Usai mengucapkan sumpah setia para anggota baru NII diajak berkrliling ke ibukota Negara, tepatnya di daerah Indramayu. Perasaan pertama yang muncul ketika itu menurutnya adalah kagum, sebuah masjid dengan arsitektur megah tersaji di depan matanya. Bangunan tersebutlah yang kemudian diketahui sebagai pusat penyebaran ideology NII. Menurut si pemandu perjalanan, masjid tersebut adalah masjid terbesar dan termegah di Asia Tenggara. Ketika saya memintanya untuk membandingkan dengan masjid istiqlal, menurutnya secara tatanan arsitek maupun ukuran mmasjid tersebut lebih unggul disbanding istiqlal. Jalanan di sekitarnya pun terlihat sangat bersih dan tertata rapi, yang lebih menarik adalah penampilan dari para OD. Jika kebanyakan orang yang berorinetasi pada islam memakai surban dan aksesoris lainnya untuk mengesankan dirinya seorang islam tulen, tidak demikian dengan para OD NII. Mereka malah kebanyakan menggunakan setelan kemeja dibalut dengan jas safari layaknya orang kantoran.
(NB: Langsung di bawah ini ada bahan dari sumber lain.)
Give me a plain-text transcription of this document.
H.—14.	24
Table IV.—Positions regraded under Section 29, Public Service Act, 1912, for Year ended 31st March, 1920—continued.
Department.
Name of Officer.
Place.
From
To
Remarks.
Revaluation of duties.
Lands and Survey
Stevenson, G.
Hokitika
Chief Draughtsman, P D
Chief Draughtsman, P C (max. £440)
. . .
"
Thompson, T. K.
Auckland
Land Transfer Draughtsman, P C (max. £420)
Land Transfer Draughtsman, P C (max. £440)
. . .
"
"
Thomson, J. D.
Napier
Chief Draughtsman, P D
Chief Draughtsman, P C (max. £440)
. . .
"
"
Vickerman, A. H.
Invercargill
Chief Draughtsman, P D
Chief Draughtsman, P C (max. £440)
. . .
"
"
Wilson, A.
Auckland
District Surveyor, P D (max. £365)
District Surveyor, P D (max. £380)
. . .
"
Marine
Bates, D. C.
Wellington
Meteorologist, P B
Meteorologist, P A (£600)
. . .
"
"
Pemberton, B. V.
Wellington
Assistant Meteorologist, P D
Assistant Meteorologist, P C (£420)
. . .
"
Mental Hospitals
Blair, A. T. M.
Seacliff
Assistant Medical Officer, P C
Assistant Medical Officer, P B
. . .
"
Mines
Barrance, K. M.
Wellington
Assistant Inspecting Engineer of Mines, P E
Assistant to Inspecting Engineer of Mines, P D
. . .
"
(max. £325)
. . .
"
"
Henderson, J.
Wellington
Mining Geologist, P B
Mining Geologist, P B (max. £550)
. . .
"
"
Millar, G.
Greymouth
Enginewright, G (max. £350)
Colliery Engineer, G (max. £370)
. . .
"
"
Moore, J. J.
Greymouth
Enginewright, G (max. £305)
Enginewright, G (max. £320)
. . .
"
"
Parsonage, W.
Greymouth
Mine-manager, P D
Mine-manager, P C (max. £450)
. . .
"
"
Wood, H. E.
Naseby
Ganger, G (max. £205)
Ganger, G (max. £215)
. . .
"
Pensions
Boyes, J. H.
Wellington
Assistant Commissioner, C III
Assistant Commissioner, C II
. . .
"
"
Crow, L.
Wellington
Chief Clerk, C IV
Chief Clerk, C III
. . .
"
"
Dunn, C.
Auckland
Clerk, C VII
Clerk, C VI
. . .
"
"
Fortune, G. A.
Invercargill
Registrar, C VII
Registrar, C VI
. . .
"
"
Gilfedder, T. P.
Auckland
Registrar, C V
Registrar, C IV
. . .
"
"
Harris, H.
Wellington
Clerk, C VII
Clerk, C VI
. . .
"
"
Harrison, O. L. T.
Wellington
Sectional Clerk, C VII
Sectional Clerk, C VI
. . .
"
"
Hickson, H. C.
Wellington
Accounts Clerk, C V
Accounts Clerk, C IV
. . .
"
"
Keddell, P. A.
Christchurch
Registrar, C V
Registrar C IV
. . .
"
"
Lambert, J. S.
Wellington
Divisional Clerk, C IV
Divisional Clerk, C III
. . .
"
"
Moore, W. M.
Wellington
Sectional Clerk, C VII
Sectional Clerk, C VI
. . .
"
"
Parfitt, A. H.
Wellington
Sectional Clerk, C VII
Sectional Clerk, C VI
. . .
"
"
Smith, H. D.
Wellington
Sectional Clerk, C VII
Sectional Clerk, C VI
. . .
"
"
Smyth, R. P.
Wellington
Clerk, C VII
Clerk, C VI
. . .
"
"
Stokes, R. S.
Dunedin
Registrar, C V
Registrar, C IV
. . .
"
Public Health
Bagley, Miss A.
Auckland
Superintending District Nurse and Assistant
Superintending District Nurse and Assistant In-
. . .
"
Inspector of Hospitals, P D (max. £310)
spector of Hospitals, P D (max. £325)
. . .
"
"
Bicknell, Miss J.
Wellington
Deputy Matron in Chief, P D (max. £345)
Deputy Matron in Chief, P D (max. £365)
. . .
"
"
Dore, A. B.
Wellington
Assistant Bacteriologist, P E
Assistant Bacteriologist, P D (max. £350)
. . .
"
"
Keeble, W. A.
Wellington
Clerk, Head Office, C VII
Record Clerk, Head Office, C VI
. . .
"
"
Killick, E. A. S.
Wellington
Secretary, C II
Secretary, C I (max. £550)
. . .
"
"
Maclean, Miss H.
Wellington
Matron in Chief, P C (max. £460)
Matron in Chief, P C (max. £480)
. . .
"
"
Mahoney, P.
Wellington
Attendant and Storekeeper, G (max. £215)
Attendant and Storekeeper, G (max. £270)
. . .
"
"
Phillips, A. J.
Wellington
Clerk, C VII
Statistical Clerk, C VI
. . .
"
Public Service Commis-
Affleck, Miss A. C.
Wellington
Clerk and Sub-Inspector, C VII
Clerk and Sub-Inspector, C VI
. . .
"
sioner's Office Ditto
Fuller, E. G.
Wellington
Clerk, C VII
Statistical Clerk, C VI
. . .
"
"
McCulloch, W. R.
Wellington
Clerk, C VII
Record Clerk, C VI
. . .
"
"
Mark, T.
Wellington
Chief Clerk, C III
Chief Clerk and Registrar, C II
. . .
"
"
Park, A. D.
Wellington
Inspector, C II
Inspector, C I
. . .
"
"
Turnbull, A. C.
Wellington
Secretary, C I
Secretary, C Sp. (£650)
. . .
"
Setelah beberapa bulan berganti kewarganegaraan, Paimo mulai merasa tidak betah dengan cara kerja Negara barunya tersebut. Terlebih lagi dengan pungutan biaya untuk pembangunan Negara yang semakin memberatkannya. Akhirnya dengan segala pertimbangan dia memilih untuk memberanikan diri kabur dari Negara tersebut. Sayang dia enggan menjelaskan seperti apa detail cerita ketika dia memilih untuk meninggalkan NII, yang jelas setelah lepas dari NII dia kembali pulang ke kampung. Setibanya dikampung halaman dengan dia ceritakan semua kepada kedua orang tuanya. Penyesalan pasti ada, lebih-lebih jika mengingat kondisinya pada waktu itu. Bukan pulang membawa kesuksesan tapi justru pulang membawa aib bagi keluarga.